第2話 今後のことを考える
(さぁ、どうするか?)
部屋に帰って、今後のことをどうするか考えていたが、いい案が思いつかない。
(クエストを1人でこなすには、簡単なクエスト以外無理だろうし……)
討伐クエストだと、ゴブリン討伐くらいならできるだろうが、集落の殲滅なんて無理だろう。
ゴブリン単体の討伐報酬なんて、雀の涙くらいしか貰えない。
あとは採取クエストでも、近くの森にある薬草くらいならいけるだろうが、
ダンジョン内の鉱物や薬草なんかを集めるのは無理だろう。
ダンジョン内だと突然、襲われる可能性があるから、大抵はパーティを組んでいく。
(パーティを組めればいいが、今の俺の実力だと実力者パーティは無理だし、初心者パーティに入るという手もあるが、若い者と一緒にやるのは色々ときついだろうなぁ。
あっちも気を使うだろうし、こっちも気を使うから……)
いくら対等にと言っても、どうしても無理だろう。
また、若い者同士で仲良くやっているだろうところに、おっさんが1人突然放り込まれても困ってしまうだろう。
(う~ん、どうするか……)
暫く、唸りながら考えていたが、良いアイデアが浮かばない、
(こういう時は、一先ず気分転換するか)
ベッドに入って、寝ることにした。
**********
「もう朝か……さわやかな朝とはいかないか……」
朝の清々しい空気を胸いっぱいに吸い込んでも、気分は晴れない。
まぁ、昨日パーティを抜けたばかりだから。
それでも、俺には1つの考えがあった。
昨日の夜に、簡単なクエストをこなしながら生活している夢を見た。
(多分、心のどこかで、そうして暮らしていきたいって思っていたんだろう。
贅沢をしなければ、暮らしていけるんじゃないのか?)
簡単なクエストだって、報酬が無いわけじゃない。
日々の生活費ぐらいなら稼げるだろう。
今までの蓄えで安い家でも買えば、なんとかなるんじゃないか?
段々と先が見えてきた気がする。
簡単なクエストをこなすだけなら、防具も武器も今までのをそのまま使っていけばいい。
そんな頻繁に駄目になることもないだろうし、その分の出費もなくなる。
ポーションも使わないで済むから、その分の出費もなくなる。
家を買えば雨風を凌げるし、クエストで食費ぐらいを稼げば十分だ。
あれ? 何を悩んでいたのだろうか?
完全に先が見えたじゃないか。
(そうと決まれば、安くてもいいから家を探すか)
家がなければ成り立たない生活設計だから、とにもかくにも家探しからだ。
今の俺の全財産は金貨30枚と少しだから、金貨25枚ぐらいの家があれば最高だ。
金貨30枚全部使ってもいいが、手元に少しでもあれば心に余裕も生まれるし、急に何かがあっても対応できるかもしれない。

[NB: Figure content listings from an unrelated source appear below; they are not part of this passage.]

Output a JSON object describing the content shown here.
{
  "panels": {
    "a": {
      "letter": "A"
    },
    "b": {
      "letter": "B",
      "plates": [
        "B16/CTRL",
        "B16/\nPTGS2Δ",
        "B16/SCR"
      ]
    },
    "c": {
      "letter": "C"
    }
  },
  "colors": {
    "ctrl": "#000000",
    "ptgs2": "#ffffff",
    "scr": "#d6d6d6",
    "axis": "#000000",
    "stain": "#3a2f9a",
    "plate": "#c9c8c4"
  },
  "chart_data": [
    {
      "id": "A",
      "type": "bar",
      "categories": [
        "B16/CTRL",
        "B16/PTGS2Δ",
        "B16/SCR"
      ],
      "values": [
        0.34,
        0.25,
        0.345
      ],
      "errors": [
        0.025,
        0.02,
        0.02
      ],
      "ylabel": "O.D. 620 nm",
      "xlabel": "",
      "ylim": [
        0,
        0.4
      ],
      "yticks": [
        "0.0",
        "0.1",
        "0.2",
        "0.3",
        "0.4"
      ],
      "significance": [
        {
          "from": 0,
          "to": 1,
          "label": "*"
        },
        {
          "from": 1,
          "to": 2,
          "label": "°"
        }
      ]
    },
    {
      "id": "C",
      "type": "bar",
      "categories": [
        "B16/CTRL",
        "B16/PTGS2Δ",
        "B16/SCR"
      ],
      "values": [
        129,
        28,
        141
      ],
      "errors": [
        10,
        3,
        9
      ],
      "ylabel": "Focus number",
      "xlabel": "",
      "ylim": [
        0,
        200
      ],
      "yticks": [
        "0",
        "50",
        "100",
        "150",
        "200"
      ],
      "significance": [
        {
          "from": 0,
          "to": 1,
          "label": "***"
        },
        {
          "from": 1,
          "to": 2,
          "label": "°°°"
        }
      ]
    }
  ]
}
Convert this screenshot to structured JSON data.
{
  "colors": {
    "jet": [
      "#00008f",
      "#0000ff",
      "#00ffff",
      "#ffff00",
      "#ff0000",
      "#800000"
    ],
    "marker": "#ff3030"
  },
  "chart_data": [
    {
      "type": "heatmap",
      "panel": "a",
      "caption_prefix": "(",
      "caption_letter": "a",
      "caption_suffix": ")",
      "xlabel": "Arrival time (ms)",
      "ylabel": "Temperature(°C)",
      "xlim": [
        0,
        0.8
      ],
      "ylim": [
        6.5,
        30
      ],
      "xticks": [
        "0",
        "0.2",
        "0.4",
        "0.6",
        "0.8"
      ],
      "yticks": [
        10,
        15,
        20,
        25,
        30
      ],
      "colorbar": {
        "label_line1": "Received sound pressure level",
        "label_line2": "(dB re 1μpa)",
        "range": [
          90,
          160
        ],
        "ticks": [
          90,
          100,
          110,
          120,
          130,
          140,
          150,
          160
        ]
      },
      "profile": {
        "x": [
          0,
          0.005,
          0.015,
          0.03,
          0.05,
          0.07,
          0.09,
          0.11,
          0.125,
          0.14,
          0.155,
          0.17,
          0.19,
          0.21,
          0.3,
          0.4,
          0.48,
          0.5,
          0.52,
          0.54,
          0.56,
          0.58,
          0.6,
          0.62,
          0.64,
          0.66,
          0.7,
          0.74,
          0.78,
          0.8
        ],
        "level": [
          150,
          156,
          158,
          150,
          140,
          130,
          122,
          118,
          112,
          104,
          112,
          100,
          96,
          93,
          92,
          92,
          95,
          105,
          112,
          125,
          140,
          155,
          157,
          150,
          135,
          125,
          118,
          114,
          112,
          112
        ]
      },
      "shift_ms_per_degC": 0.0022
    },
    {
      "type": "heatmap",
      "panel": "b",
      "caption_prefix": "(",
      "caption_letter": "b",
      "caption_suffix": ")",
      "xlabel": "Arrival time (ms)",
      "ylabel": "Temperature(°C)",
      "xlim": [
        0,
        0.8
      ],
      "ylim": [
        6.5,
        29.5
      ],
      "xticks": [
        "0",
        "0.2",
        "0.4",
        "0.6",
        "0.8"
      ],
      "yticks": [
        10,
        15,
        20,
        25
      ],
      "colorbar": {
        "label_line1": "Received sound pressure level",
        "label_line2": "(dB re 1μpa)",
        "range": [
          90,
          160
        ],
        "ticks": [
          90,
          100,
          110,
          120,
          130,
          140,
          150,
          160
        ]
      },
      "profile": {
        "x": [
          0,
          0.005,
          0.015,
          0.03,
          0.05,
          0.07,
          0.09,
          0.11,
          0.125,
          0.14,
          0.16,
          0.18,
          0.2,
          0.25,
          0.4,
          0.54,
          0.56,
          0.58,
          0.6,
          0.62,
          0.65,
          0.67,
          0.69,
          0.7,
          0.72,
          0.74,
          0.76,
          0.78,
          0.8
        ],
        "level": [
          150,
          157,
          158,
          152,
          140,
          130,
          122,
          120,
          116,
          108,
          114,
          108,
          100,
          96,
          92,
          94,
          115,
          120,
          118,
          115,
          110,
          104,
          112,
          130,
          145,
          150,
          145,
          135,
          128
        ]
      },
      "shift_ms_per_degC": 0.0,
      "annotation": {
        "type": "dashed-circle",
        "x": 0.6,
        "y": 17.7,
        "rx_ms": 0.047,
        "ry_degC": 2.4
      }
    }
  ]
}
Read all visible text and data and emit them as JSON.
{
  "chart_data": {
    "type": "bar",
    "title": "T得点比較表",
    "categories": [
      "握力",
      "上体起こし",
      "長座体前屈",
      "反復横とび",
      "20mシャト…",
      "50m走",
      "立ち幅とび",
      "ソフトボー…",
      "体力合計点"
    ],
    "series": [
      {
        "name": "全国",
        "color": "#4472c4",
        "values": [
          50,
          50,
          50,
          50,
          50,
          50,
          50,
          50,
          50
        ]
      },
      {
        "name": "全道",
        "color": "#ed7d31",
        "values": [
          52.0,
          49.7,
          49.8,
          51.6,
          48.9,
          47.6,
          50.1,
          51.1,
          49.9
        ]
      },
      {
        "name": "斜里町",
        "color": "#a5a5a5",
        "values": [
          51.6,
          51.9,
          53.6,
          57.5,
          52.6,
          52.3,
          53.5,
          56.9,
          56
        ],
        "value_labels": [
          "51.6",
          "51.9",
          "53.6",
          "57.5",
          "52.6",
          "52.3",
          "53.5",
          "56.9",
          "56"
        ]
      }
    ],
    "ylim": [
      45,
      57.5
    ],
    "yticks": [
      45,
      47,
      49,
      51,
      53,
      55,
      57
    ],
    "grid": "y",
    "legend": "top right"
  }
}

宿屋を出る時に、「今日、明日で出ていくかもしれない」と宿屋のおやじに伝えておく。
「へぇ、そりゃ、どういった風の吹き回しだい?」と聞かれたが、
「いや、そろそろ安くてもいいから、家でも持とうかと思って」とだけ伝えておく。
パーティから脱退したことは、聞かれてもいないのに伝える必要はない。
宿屋を出て、商業ギルドへと向かった。